When tuning into a SciFi Channel Original movie, you pretty much know what you’re going to get. And LAKE PLACID 2 – airing Saturday at 9 p.m. ET – delivers: Within five minutes, there are mullet references, severed body parts and more ham-fisted actors than you could shake a fist at.
Stick with it another five minutes and you get women stripping down, family dysfunction and Cloris Leachman playing the prerequisite foul-mouthed old lady (her character is the sister of the similarly dispositioned Betty White from the original big-screen flick).
As with most of the channel’s action-packed pics, there’s no time for silly things like character development, so we’re given cardboard caricatures who are both easily identified and disposed of. There’s no pretense that we’re here for anything but the carnage… and that’s why the movie works on a certain mindless level.
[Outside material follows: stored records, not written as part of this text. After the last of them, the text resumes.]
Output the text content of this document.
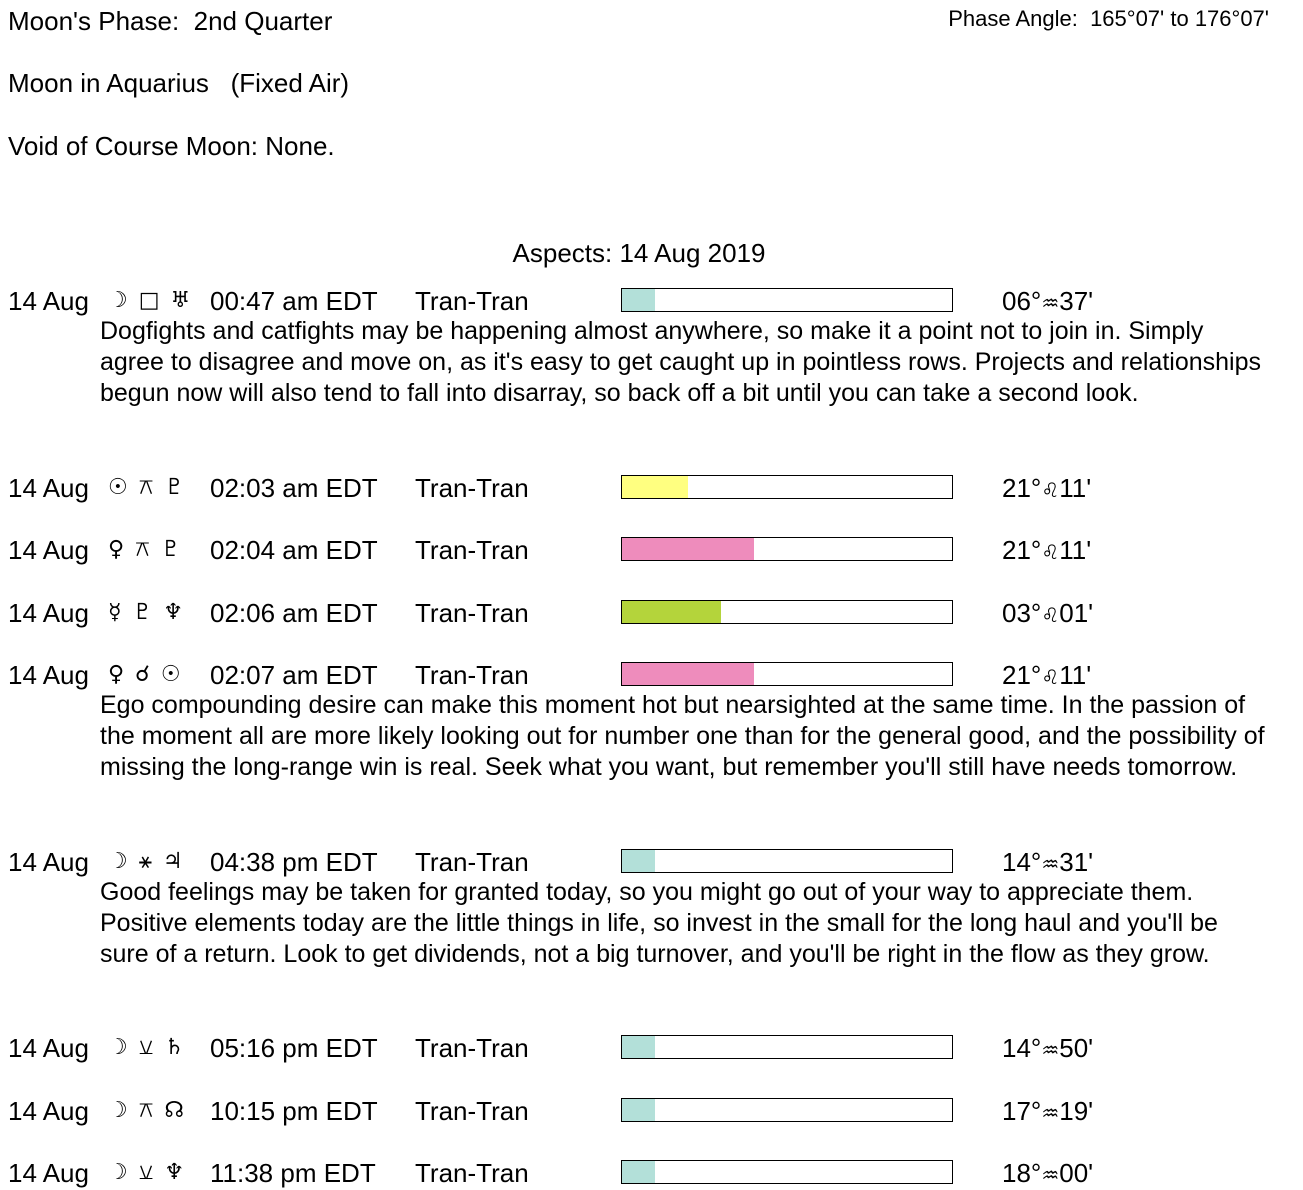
Moon's Phase:  2nd Quarter
Moon in Aquarius   (Fixed Air)
Void of Course Moon: None.
Phase Angle:  165°07' to 176°07'
Aspects: 14 Aug 2019
14 Aug ☽ □ ♅ 00:47 am EDT Tran-Tran	06°♒37'
Dogfights and catfights may be happening almost anywhere, so make it a point not to join in. Simply agree to disagree and move on, as it's easy to get caught up in pointless rows. Projects and relationships begun now will also tend to fall into disarray, so back off a bit until you can take a second look.
14 Aug ☉ ⚻ ♇ 02:03 am EDT Tran-Tran	21°♌11'
14 Aug ♀ ⚻ ♇ 02:04 am EDT Tran-Tran	21°♌11'
14 Aug ☿ ♇ ♆ 02:06 am EDT Tran-Tran	03°♌01'
14 Aug ♀ ☌ ☉ 02:07 am EDT Tran-Tran	21°♌11'
Ego compounding desire can make this moment hot but nearsighted at the same time. In the passion of the moment all are more likely looking out for number one than for the general good, and the possibility of missing the long-range win is real. Seek what you want, but remember you'll still have needs tomorrow.
14 Aug ☽ ⚹ ♃ 04:38 pm EDT Tran-Tran	14°♒31'
Good feelings may be taken for granted today, so you might go out of your way to appreciate them. Positive elements today are the little things in life, so invest in the small for the long haul and you'll be sure of a return. Look to get dividends, not a big turnover, and you'll be right in the flow as they grow.
14 Aug ☽ ⚺ ♄ 05:16 pm EDT Tran-Tran	14°♒50'
14 Aug ☽ ⚻ ☊ 10:15 pm EDT Tran-Tran	17°♒19'
14 Aug ☽ ⚺ ♆ 11:38 pm EDT Tran-Tran	18°♒00'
John Schneider (who has aged so much better than anyone has a right to) plays the good-guy sheriff whose son (Chad Collins) goes from whining about, well, the things every teen in every movie whines about to hanging out with a group of assorted hooligans who might just as well be wearing T-shirts emblazoned with the words “Eat Me!” Throw in an egotistical hunter and his manservant and you’ve got all the makings of a battle royale.
The script is better than you might expect, at least in parts. “You know,” says Schneider at one point, “I never quite understood the whole sport of the hunting thing. I prefer sports where my opponent knows they’re playing.” Of course, for every decent line there’s a guy muttering, “I’m comin’ for you, ya scaly little bastard.” There is, however, at least one majorly missed opportunity: Early on, we are told about a particularly grisly habit croc’s have, and one’s mind can’t help but assume that one will be doing exactly that. But for some reason, the twist never comes to pass.
Still, the performances are universally above average, which is a major compliment considering the genre.
For the most part, the movie plays by the rules one might expect. Death comes to those deserving of punishment (with one notable exception). The more repugnant the person, the bloodier their death. And of course, the oldest sequel-related rule on the books: Always leave ‘em expecting – if not necessarily wanting – more.